这篇文章里使用了pythorch提供的量化工具。我首先看到了 pytorch文档的这篇文章，但文档中仅有部分执行文件，我安装环境后，对代码进行修改，并执行到了PQT的部分，但是QAT训练总是报错(可能和我电脑上环境依赖有关系，PQT的执行是需要电脑中cudnn的)，然后在查资料的过程中发现了官方提供了docker环境，我安装了docker环境，并得到以下的执行结果(PQT和QAT均能正常执行,后来发现根本还是显存的问题,pytorch TensorRT PQT,QAT +微型版本(小显存))，最后将环境配置成了vscode+docker的模式，以方便我对后续代码的调试。
在这里插入图片描述

docker pull nvcr.io/nvidia/pytorch:22.05-py3
docker run --gpus=all --rm -it --net=host --ipc=host --ulimit memlock=-1 --ulimit stack=67108864 nvcr.io/nvidia/pytorch:22.05-py3 bash

在这里插入图片描述

自己安装本地环境（torch-tensorrt 安装）

自己安装本地环境需要注意安装的顺序：

pip install torch==1.12.1+cu113 torchvision==0.13.1+cu113 torchaudio==0.12.1 --extra-index-url https://download.pytorch.org/whl/cu113
pip install nvidia-pyindex
pip install nvidia-tensorrt
pip install torch-tensorrt==1.2.0 --find-links https://github.com/pytorch/TensorRT/releases/expanded_assets/v1.2.0
# pip install tensorboard #ModuleNotFoundError: No module named ‘tensorboard
# pip install tqdm
# https://discuss.pytorch.org/t/how-to-install-torch-tensorrt-in-ubuntu/154527/6

按照以下的顺序安装会报错

# pip3 install nvidia-pyindex
# pip3 install nvidia-tensorrt -i https://pypi.douban.com/simple
# pip install torch-tensorrt==1.2.0 --find-links https://github.com/pytorch/TensorRT/releases/expanded_assets/v1.2.0 -i https://pypi.doubanio.com/simple

    from torch_tensorrt._C import dtype, DeviceType, EngineCapability, TensorFormat
ImportError: libtorch_cuda_cu.so: cannot open shared object file: No such file or directory

简单修改的代码

import torch
import torch.nn as nn
import torch.nn.functional as F
import torch.optim as optim
import torch.utils.data as data
import torchvision.transforms as transforms
import torchvision.datasets as datasets
import torch_tensorrt

from torch.utils.tensorboard import SummaryWriter

import pytorch_quantization
from pytorch_quantization import nn as quant_nn
from pytorch_quantization import quant_modules
from pytorch_quantization.tensor_quant import QuantDescriptor
from pytorch_quantization import calib
from tqdm import tqdm

print(pytorch_quantization.__version__)

import os
import sys
# sys.path.insert(0, "../examples/int8/training/vgg16")
# print(sys.path)
# from vgg16 import vgg16
import torchvision
vgg16=torchvision.models.vgg16()
print(vgg16)
vgg16.classifier.add_module("add_linear",nn.Linear(1000,10)) # 在vgg16的classfier里加一层



classes = ('plane', 'car', 'bird', 'cat', 'deer', 'dog', 'frog', 'horse', 'ship', 'truck')
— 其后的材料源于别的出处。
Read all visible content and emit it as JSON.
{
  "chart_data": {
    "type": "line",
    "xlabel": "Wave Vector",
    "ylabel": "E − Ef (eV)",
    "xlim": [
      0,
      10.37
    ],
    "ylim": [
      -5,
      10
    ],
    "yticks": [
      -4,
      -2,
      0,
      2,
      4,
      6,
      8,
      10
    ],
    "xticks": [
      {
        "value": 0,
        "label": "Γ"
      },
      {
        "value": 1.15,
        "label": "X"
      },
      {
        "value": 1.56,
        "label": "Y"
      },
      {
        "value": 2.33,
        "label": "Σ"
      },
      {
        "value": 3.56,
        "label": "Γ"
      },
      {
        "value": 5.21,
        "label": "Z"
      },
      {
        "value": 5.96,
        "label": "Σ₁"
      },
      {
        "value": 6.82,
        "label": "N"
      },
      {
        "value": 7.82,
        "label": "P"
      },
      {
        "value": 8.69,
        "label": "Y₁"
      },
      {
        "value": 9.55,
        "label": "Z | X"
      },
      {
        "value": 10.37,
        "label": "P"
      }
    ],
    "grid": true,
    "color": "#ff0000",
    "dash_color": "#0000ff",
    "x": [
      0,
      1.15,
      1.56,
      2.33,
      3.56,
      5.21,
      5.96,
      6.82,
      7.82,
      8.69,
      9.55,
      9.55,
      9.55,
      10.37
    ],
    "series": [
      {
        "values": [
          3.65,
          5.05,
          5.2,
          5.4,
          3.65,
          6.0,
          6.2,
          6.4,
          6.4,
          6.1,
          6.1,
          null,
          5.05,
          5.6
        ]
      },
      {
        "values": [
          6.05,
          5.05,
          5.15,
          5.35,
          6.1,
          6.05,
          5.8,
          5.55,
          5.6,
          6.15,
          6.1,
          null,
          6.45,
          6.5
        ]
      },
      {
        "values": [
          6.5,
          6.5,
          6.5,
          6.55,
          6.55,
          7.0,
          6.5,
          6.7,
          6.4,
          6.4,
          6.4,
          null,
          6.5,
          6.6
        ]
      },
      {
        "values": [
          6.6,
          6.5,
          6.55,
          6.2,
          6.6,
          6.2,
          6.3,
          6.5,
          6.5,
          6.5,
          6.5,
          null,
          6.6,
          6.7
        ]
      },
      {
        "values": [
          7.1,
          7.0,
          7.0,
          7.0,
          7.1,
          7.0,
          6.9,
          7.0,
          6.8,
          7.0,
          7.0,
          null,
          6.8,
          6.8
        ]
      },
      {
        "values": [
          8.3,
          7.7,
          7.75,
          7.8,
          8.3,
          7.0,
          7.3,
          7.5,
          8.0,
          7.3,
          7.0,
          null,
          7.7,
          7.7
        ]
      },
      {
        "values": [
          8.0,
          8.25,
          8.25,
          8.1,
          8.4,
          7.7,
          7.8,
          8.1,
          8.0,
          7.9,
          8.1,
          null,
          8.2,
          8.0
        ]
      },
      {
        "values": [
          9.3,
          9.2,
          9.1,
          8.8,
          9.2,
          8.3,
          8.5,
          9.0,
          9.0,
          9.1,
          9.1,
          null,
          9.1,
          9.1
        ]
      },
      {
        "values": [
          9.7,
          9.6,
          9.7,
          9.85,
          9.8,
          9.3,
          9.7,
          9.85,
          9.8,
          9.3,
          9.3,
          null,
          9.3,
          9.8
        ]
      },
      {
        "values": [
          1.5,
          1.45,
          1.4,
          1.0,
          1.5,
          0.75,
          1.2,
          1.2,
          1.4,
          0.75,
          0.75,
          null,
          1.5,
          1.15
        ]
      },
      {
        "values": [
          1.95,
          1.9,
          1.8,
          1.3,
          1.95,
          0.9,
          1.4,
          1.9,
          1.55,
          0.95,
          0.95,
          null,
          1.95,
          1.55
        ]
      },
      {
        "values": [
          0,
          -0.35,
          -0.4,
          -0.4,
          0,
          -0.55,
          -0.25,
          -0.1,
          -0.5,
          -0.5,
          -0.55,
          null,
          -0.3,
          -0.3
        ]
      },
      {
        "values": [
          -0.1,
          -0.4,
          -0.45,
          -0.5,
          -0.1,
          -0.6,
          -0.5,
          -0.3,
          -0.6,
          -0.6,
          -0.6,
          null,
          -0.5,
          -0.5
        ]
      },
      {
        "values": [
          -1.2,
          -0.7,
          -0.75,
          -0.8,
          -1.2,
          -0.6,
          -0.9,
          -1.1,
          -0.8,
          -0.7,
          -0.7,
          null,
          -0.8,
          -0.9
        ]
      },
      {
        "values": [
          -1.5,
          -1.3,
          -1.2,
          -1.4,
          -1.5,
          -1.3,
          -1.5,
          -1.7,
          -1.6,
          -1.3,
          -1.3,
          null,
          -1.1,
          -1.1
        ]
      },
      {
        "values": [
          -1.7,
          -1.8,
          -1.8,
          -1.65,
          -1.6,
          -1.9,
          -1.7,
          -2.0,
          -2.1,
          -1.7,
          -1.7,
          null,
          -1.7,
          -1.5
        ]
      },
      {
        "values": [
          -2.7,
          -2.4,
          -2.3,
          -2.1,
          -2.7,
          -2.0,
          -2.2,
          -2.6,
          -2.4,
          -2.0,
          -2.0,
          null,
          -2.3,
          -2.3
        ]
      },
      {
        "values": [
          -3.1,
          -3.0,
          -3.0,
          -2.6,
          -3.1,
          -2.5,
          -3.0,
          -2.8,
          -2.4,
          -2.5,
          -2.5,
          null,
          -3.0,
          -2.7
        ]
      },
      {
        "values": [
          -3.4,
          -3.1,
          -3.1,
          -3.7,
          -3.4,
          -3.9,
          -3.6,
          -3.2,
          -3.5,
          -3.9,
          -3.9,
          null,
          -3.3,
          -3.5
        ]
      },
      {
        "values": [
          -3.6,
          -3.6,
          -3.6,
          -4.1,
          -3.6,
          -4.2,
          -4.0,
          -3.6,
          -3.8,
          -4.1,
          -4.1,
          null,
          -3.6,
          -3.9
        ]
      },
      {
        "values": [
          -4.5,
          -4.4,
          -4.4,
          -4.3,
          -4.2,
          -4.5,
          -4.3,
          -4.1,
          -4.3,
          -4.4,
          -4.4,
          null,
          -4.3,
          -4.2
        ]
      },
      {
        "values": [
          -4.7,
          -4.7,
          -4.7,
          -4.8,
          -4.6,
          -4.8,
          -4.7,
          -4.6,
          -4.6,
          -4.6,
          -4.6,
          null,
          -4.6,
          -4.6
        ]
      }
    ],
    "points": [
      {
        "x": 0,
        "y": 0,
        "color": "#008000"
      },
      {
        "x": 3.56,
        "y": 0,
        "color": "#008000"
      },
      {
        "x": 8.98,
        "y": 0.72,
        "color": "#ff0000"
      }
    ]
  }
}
# ========== Define Training dataset and dataloaders =============#
training_dataset = datasets.CIFAR10(root='./data',
                                        train=True,
                                        download=True,
                                        transform=transforms.Compose([
                                            transforms.RandomCrop(32, padding=4),
                                            transforms.RandomHorizontalFlip(),
                                            transforms.ToTensor(),
                                            transforms.Normalize((0.4914, 0.4822, 0.4465), (0.2023, 0.1994, 0.2010)),
                                        ]))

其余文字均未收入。